Prior to or immediately after the Expiration Time, the Issuer intends to make an optional redemption of the Notes in accordance with Article 3 of the Indenture. The Issuer intends to redeem Notes in a total principal amount of £163 million, less any amounts applied to this Offer. The redemption price would be equal to 104.750% of the principal amount of the Notes tendered.

Important dates

Expiration time

  • Calendar date - 5:00 p.m., London time, June 13, 2017, unless extended by the Issuer in its sole discretion.
  • Event - The deadline for Holders to tender Notes pursuant to the Offer in order to be eligible to receive payment of the Tender Offer Consideration. If a broker, dealer, commercial bank, trust company or other nominee holds your Notes, such nominee may have earlier deadlines for accepting the Offer at or prior to the Expiration Time. You should promptly contact the broker, dealer, commercial bank, trust company or other nominee that holds your Notes to determine its deadline or deadlines.

Withdrawal time

  • Calendar date - 5:00 p.m., London time, June 13, 2017, for all Notes tendered at or prior to before 5:00 p.m., London time, on that date, except in certain limited circumstances where additional withdrawal rights are required by law (as determined by the Issuer), unless extended by the Issuer in its sole discretion.
  • Event - The deadline for Holders to withdraw tenders of Notes validly. Only Notes tendered before the Withdrawal Time may validly be withdrawn. If tenders are validly withdrawn, the Holder will no longer be eligible to receive the applicable consideration on the Settlement Date (unless the Holder validly re-tenders such Notes at or prior to the Expiration Time). Holders of re-tendered Notes will be eligible to receive the Tender Offer Consideration in respect of such Notes depending on the date and time such Notes are validly re-tendered.

Settlement date

  • Calendar date - Promptly after the Expiration Time. The Issuer expects that this date will be on or about June 15, 2017, which is the second Business Day after the Expiration Time.
  • Event - The day that Holders will be paid the Tender Offer Consideration and Accrued Interest for Notes validly tendered at or prior to the Expiration Time and that are accepted for purchase.

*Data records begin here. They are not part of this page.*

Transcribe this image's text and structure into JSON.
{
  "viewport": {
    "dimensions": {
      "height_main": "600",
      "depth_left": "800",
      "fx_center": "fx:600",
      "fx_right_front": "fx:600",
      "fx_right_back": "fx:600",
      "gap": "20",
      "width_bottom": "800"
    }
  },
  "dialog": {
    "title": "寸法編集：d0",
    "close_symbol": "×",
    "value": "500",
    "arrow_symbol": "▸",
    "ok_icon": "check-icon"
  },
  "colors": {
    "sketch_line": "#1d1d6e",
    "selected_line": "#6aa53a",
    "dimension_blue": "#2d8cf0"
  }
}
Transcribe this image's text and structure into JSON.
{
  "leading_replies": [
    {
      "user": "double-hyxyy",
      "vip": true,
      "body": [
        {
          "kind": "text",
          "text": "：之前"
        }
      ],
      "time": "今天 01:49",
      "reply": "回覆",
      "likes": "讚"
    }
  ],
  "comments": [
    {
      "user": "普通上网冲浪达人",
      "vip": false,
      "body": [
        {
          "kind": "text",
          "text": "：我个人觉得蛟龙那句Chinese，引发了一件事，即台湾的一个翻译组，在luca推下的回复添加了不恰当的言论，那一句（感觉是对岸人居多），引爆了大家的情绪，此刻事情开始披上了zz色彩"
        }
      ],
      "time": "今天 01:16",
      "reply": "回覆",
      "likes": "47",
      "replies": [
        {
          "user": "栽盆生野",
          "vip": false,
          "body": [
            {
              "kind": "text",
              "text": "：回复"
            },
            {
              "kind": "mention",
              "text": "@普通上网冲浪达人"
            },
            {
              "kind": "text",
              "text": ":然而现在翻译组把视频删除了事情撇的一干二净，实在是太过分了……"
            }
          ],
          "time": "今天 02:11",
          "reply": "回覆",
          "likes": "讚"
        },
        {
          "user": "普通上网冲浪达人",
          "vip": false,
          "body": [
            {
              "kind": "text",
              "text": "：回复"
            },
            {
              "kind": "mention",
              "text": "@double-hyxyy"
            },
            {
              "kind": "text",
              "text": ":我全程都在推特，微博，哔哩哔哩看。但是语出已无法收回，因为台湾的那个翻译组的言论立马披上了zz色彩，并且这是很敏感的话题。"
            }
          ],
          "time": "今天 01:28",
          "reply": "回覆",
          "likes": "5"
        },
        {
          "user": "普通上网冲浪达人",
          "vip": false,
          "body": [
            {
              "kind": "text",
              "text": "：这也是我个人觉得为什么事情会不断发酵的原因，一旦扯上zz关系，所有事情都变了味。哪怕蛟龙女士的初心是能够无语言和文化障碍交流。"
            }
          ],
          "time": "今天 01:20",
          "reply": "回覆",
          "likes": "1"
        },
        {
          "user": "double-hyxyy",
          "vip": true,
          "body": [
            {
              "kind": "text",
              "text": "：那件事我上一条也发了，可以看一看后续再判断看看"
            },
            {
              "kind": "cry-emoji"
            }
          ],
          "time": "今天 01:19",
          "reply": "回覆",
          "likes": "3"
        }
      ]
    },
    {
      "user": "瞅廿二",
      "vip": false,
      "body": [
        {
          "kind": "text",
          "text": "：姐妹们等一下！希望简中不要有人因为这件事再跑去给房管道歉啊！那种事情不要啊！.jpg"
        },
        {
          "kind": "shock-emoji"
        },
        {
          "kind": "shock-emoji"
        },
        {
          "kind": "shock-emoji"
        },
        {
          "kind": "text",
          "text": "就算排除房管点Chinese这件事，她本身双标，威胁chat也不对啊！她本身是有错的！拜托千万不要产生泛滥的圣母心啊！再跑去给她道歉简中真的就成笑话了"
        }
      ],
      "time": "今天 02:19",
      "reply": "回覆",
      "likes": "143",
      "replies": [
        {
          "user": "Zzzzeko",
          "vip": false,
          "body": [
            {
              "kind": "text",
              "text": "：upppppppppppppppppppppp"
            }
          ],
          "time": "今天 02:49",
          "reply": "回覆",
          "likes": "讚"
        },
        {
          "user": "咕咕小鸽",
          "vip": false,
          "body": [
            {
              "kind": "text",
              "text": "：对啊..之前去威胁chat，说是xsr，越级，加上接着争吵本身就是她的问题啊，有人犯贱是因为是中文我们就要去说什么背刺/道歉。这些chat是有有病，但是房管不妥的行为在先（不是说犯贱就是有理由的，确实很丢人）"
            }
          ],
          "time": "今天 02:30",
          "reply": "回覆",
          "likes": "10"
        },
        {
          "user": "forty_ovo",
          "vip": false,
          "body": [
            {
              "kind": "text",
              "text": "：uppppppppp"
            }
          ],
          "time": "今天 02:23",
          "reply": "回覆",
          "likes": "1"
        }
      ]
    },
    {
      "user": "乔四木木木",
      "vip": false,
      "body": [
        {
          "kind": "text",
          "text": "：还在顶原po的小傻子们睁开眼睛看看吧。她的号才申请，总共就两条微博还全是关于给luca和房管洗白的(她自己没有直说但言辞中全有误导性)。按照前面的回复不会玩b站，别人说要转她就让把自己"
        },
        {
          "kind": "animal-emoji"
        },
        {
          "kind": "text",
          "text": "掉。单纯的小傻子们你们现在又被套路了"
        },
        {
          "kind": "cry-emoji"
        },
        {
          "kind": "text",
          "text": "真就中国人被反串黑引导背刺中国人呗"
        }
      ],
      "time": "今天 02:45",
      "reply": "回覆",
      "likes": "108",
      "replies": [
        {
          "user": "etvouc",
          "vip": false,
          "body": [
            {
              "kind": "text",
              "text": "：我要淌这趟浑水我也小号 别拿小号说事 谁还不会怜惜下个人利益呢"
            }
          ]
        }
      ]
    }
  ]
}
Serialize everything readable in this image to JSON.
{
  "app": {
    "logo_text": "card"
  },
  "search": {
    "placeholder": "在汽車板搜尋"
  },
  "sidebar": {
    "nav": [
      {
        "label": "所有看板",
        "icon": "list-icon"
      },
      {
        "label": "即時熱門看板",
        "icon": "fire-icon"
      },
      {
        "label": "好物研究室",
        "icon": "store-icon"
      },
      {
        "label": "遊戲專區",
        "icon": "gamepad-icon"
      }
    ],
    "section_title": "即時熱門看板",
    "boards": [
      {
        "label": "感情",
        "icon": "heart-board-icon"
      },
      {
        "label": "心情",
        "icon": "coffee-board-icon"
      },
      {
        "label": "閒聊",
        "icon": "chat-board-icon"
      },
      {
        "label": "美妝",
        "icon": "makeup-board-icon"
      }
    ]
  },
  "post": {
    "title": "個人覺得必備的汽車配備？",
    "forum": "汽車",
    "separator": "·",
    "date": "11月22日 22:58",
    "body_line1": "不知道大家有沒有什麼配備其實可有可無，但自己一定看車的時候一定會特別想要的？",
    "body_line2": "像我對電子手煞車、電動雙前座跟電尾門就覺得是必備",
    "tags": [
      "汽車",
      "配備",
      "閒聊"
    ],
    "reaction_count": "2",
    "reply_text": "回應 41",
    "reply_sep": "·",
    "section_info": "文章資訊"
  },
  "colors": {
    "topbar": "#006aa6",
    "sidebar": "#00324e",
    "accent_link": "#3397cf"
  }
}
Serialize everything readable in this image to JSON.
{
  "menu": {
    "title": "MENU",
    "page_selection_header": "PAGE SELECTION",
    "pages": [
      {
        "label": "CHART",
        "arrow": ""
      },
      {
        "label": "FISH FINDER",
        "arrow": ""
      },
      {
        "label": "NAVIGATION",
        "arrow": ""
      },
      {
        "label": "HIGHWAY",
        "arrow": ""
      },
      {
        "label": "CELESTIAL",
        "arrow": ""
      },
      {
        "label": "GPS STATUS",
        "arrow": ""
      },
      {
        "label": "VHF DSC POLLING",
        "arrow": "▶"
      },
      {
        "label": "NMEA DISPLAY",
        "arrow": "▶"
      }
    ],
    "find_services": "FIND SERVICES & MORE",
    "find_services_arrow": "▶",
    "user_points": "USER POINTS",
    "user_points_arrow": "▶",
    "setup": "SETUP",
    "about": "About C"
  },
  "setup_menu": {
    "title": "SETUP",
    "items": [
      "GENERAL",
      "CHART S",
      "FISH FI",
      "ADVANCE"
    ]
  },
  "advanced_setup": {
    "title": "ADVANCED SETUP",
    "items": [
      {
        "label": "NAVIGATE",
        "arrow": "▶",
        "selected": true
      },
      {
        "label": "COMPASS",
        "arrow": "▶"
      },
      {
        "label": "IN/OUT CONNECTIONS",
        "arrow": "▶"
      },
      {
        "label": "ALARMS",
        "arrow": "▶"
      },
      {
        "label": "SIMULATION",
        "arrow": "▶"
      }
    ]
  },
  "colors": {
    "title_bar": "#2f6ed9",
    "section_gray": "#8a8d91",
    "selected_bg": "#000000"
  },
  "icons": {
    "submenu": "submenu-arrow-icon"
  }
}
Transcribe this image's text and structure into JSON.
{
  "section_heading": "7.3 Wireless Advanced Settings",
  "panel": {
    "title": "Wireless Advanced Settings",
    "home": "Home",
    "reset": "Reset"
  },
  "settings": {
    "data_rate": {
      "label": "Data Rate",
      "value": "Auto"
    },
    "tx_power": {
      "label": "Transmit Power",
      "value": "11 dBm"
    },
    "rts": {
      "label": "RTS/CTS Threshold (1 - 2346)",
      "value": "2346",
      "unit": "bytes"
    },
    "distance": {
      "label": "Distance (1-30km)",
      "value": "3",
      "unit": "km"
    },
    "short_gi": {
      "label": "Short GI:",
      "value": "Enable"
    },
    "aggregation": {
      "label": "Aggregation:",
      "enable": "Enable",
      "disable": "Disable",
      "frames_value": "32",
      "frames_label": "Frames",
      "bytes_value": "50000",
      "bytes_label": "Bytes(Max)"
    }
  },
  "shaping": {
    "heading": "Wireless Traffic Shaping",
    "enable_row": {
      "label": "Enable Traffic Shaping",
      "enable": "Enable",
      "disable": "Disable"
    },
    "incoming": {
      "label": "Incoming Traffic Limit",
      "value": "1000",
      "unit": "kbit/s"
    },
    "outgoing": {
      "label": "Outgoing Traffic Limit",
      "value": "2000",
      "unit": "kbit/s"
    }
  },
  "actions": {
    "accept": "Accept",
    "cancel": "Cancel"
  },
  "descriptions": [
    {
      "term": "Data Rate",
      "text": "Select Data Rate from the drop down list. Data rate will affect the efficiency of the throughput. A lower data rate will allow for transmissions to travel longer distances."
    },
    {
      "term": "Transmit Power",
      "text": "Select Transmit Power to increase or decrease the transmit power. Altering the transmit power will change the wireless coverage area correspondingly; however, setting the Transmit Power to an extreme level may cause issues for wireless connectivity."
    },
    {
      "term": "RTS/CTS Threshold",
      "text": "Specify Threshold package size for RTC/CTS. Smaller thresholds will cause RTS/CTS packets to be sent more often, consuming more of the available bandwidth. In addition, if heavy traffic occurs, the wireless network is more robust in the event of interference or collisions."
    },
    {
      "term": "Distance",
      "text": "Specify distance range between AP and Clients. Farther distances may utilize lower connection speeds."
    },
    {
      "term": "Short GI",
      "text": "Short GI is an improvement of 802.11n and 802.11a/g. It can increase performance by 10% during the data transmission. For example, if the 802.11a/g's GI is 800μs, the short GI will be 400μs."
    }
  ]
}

Holders with questions about the Offer should contact the Issuer. Requests for copies of the Offer should be directed to the Issuer at [email protected]. Any questions or requests for assistance may be directed to the Issuer at the address and telephone number set forth below.

None of Keepmoat or the Issuer is making any recommendations to holders of Notes as to whether to tender or refrain from tendering their Notes in the Offer. Holders of Notes must decide how many Notes they will tender, if any.

This announcement is neither an offer to purchase nor the solicitation of an offer to sell any of the securities described herein, nor shall there be any offer or sale of such securities in any jurisdiction in which such offer, solicitation or sale would be unlawful. The tender offer is made solely pursuant to the Offer dated May 15, 2017.

For further information, contact the Issuer:

Keystone Financing PLC The Waterfront, Lakeside Boulevard, Doncaster, South Yorkshire, DN4 5PL Attention: Lisa Newbold Tel: 01302 346 620 Email: [email protected]

Forward-Looking Statements

Keepmoat cautions you that statements included in this announcement that are not a description of historical facts are forward-looking statements that involve risks, uncertainties, assumptions and other factors which, if they do not materialize or prove correct, could cause Keepmoat’s results to differ materially from historical results or those expressed or implied by such forward-looking statements. Certain of these factors are discussed in more detail in the Offer document and under “Principal risks and uncertainties” and elsewhere in Keepmoat’s annual report for the year ended March 31, 2016. There can be no assurance that the transactions contemplated in this announcement will be completed. Keepmoat assumes no obligation to update any forward-looking statement included in this announcement to reflect events or circumstances arising after the date on which it was made.